Law and medicine are both learned, licensed professions, practiced by
demographically similar individuals. Each profession has a well- developed
paradigm that governs the relationship between independent professionals and
their clients. The attorney–client relationship shares many characteristics with
the physician–patient relationship: attorneys have special education and
experience not possessed by clients; attorneys have a license that allow them
to perform tasks that a layperson may not perform; attorneys must keep
clients’ matters confidential; and attorneys owe clients a special duty to put
clients’ interests before their own interests (a fiduciary duty). It is these shared
values that lead medical care practitioners to assume that attorneys deal with
clients’ needs in the same way as they do. This is not a correct assumption.

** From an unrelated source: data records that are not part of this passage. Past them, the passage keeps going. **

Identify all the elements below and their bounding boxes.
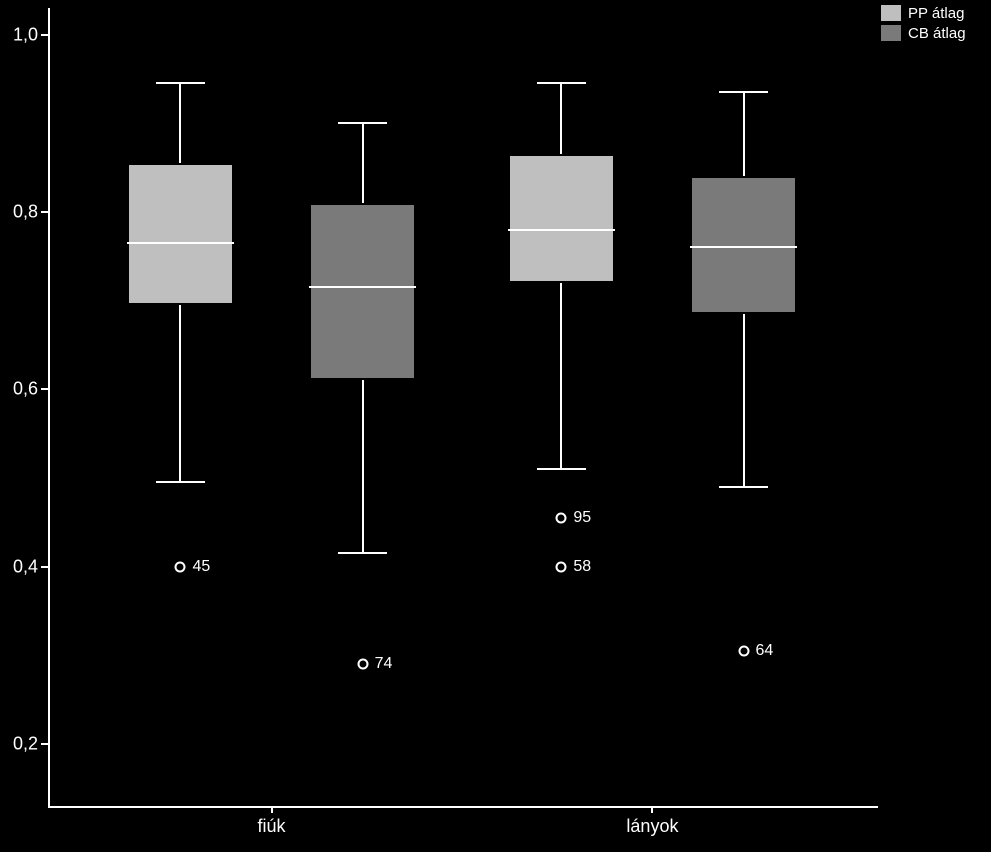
outlier-marker: [175, 561, 186, 572]
y-tick-mark: [41, 34, 48, 36]
legend-label-cb: CB átlag: [908, 25, 966, 42]
y-tick-mark: [41, 211, 48, 213]
y-tick-label: 1,0: [4, 24, 38, 45]
median-line: [309, 286, 417, 288]
whisker-cap-lower: [156, 481, 206, 483]
median-line: [508, 229, 616, 231]
median-line: [127, 242, 235, 244]
legend: PP átlag CB átlag: [880, 4, 966, 42]
plot-area: [48, 8, 878, 808]
legend-item-cb: CB átlag: [880, 24, 966, 42]
whisker-upper: [560, 83, 562, 154]
x-tick-mark: [271, 806, 273, 813]
y-tick-mark: [41, 388, 48, 390]
whisker-cap-lower: [537, 468, 587, 470]
outlier-label: 45: [192, 558, 210, 576]
y-tick-label: 0,2: [4, 733, 38, 754]
legend-label-pp: PP átlag: [908, 5, 964, 22]
whisker-cap-lower: [338, 552, 388, 554]
whisker-lower: [743, 314, 745, 487]
whisker-cap-upper: [156, 82, 206, 84]
outlier-marker: [357, 659, 368, 670]
whisker-upper: [362, 123, 364, 203]
box-pp: [508, 154, 616, 283]
outlier-label: 74: [375, 655, 393, 673]
box-cb: [309, 203, 417, 380]
legend-swatch-pp: [880, 4, 902, 22]
outlier-marker: [556, 512, 567, 523]
whisker-upper: [743, 92, 745, 176]
whisker-lower: [362, 380, 364, 553]
y-tick-mark: [41, 743, 48, 745]
y-tick-label: 0,4: [4, 556, 38, 577]
legend-item-pp: PP átlag: [880, 4, 966, 22]
x-tick-label: lányok: [626, 816, 678, 837]
whisker-cap-upper: [537, 82, 587, 84]
outlier-label: 58: [573, 558, 591, 576]
whisker-lower: [179, 305, 181, 482]
y-tick-label: 0,8: [4, 201, 38, 222]
legend-swatch-cb: [880, 24, 902, 42]
box-cb: [690, 176, 798, 313]
whisker-upper: [179, 83, 181, 163]
median-line: [690, 246, 798, 248]
y-tick-mark: [41, 566, 48, 568]
whisker-cap-upper: [338, 122, 388, 124]
box-pp: [127, 163, 235, 305]
whisker-lower: [560, 283, 562, 469]
y-tick-label: 0,6: [4, 379, 38, 400]
whisker-cap-upper: [719, 91, 769, 93]
x-tick-label: fiúk: [258, 816, 286, 837]
x-tick-mark: [651, 806, 653, 813]
outlier-label: 64: [756, 642, 774, 660]
outlier-marker: [738, 645, 749, 656]
outlier-marker: [556, 561, 567, 572]
boxplot-chart: 0,2 0,4 0,6 0,8 1,0 fiúk lányok 45 74 95 58 64 PP…: [0, 0, 991, 852]
outlier-label: 95: [573, 509, 591, 527]
whisker-cap-lower: [719, 486, 769, 488]
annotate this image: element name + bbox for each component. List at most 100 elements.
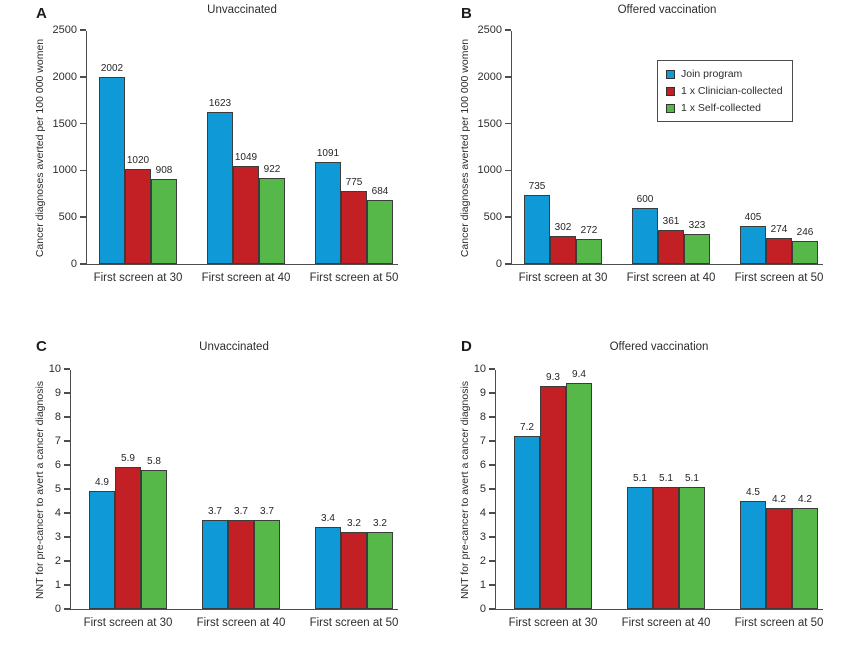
y-axis-tick [488, 392, 495, 394]
bar-value-label: 908 [155, 165, 173, 177]
y-axis-tick-label: 4 [54, 507, 61, 519]
panel-b: B Offered vaccination Cancer diagnoses a… [425, 0, 850, 327]
bar [228, 520, 254, 609]
y-axis-tick-label: 7 [479, 435, 486, 447]
bar [341, 532, 367, 609]
y-axis-tick [488, 608, 495, 610]
legend-swatch-red-icon [666, 86, 675, 96]
y-axis-tick-label: 7 [54, 435, 61, 447]
bar-value-label: 775 [345, 177, 363, 189]
bar [207, 112, 233, 264]
panel-title: Unvaccinated [199, 341, 269, 353]
y-axis-tick [488, 464, 495, 466]
panel-a: A Unvaccinated Cancer diagnoses averted … [0, 0, 425, 327]
y-axis-tick [488, 368, 495, 370]
y-axis-tick [63, 416, 70, 418]
y-axis-tick-label: 2 [54, 555, 61, 567]
bar [792, 508, 818, 609]
y-axis-tick [79, 122, 86, 125]
y-axis-tick-label: 3 [479, 531, 486, 543]
y-axis-tick [504, 263, 511, 265]
y-axis-tick-label: 1 [479, 579, 486, 591]
x-category-label: First screen at 30 [83, 617, 173, 629]
y-axis-tick [79, 216, 86, 218]
y-axis-tick-label: 3 [54, 531, 61, 543]
y-axis-tick [504, 122, 511, 125]
bar-value-label: 9.3 [546, 371, 560, 383]
bar [766, 508, 792, 609]
chart-plot-area: 0 1 2 3 4 5 6 7 8 9 10 4.9 5.9 5.8 First screen at 30 3… [49, 363, 399, 629]
bar [740, 501, 766, 609]
legend-label: 1 x Clinician-collected [681, 85, 783, 97]
panel-d: D Offered vaccination NNT for pre-cancer… [425, 327, 850, 654]
x-category-label: First screen at 30 [518, 272, 608, 284]
bar-value-label: 3.4 [321, 513, 335, 525]
bar-value-label: 7.2 [520, 422, 534, 434]
bar [684, 233, 710, 264]
chart-plot-area: 0 1 2 3 4 5 6 7 8 9 10 7.2 9.3 9.4 First screen at 30 5… [474, 363, 824, 629]
bar-value-label: 5.1 [633, 472, 647, 484]
y-axis-label: Cancer diagnoses averted per 100 000 wom… [459, 38, 471, 258]
bar [632, 207, 658, 264]
legend-item-join-program: Join program [666, 68, 783, 80]
y-axis-tick [488, 440, 495, 442]
y-axis-tick-label: 6 [54, 459, 61, 471]
y-axis-tick [504, 29, 511, 31]
y-axis-tick [63, 536, 70, 538]
bar [315, 161, 341, 264]
bar [792, 240, 818, 264]
bar-value-label: 3.2 [347, 518, 361, 530]
bar [524, 195, 550, 264]
bar [125, 168, 151, 264]
bar-value-label: 600 [636, 193, 654, 205]
y-axis-tick-label: 500 [483, 211, 502, 224]
y-axis-tick [488, 488, 495, 490]
bar [367, 199, 393, 264]
y-axis-tick [504, 76, 511, 78]
y-axis-tick-label: 2500 [52, 24, 77, 36]
y-axis-tick [79, 263, 86, 265]
bar-value-label: 5.8 [147, 455, 161, 467]
bar [576, 238, 602, 264]
bar [233, 165, 259, 264]
panel-letter-a: A [36, 5, 48, 22]
bar [99, 76, 125, 264]
x-category-label: First screen at 40 [621, 617, 711, 629]
bar-value-label: 3.7 [208, 506, 222, 518]
bar [653, 486, 679, 609]
bar-value-label: 1091 [316, 147, 340, 159]
y-axis-tick [488, 416, 495, 418]
y-axis-tick [63, 488, 70, 490]
bar [566, 383, 592, 609]
y-axis-label: NNT for pre-cancer to avert a cancer dia… [459, 380, 471, 600]
bar [679, 486, 705, 609]
y-axis-tick [63, 584, 70, 586]
bar-value-label: 5.9 [121, 453, 135, 465]
y-axis-tick-label: 1500 [477, 117, 502, 130]
x-category-label: First screen at 40 [196, 617, 286, 629]
bar-value-label: 4.9 [95, 477, 109, 489]
bar-value-label: 2002 [100, 62, 124, 74]
bar-value-label: 302 [554, 221, 572, 233]
y-axis-tick-label: 5 [54, 483, 61, 495]
panel-title: Offered vaccination [609, 341, 709, 353]
y-axis-tick-label: 8 [54, 411, 61, 423]
y-axis-tick [63, 512, 70, 514]
y-axis-tick-label: 1 [54, 579, 61, 591]
y-axis-tick [79, 169, 86, 172]
y-axis-tick [488, 536, 495, 538]
y-axis-tick [488, 584, 495, 586]
bar-value-label: 922 [263, 163, 281, 175]
x-category-label: First screen at 30 [93, 272, 183, 284]
bar-value-label: 5.1 [685, 472, 699, 484]
y-axis-tick-label: 2000 [52, 70, 77, 83]
x-category-label: First screen at 40 [201, 272, 291, 284]
panel-c: C Unvaccinated NNT for pre-cancer to ave… [0, 327, 425, 654]
bar [259, 177, 285, 264]
legend-swatch-blue-icon [666, 69, 675, 79]
y-axis-tick [63, 392, 70, 394]
y-axis-tick [63, 608, 70, 610]
x-category-label: First screen at 50 [309, 272, 399, 284]
y-axis-label: Cancer diagnoses averted per 100 000 wom… [34, 38, 46, 258]
bar-value-label: 246 [796, 226, 814, 238]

The attorney–client relationship is profoundly different from the
physician–patient relationship. This difference can lead to hostility and
dangerous misunderstandings between medical care practitioners and
attorneys.
The key difference between legal and medical relationships is that law is not
based on a scientific paradigm. There have been efforts to bring social science
and economic analysis techniques to bear on legal problems, but these have
been of limited utility. The evolution of legal theory is a nonrational social
process that most resembles religious disputation. One accepts a premise and
then develops an intricate set of rules and theories based on that premise. We
see Marxist-based legal systems, democratic- based legal systems, and legal
systems such as Islamic law that are openly derived from religious beliefs.
Understanding law and lawyers requires an appreciation of legal belief
systems, as well as the statutes and cases.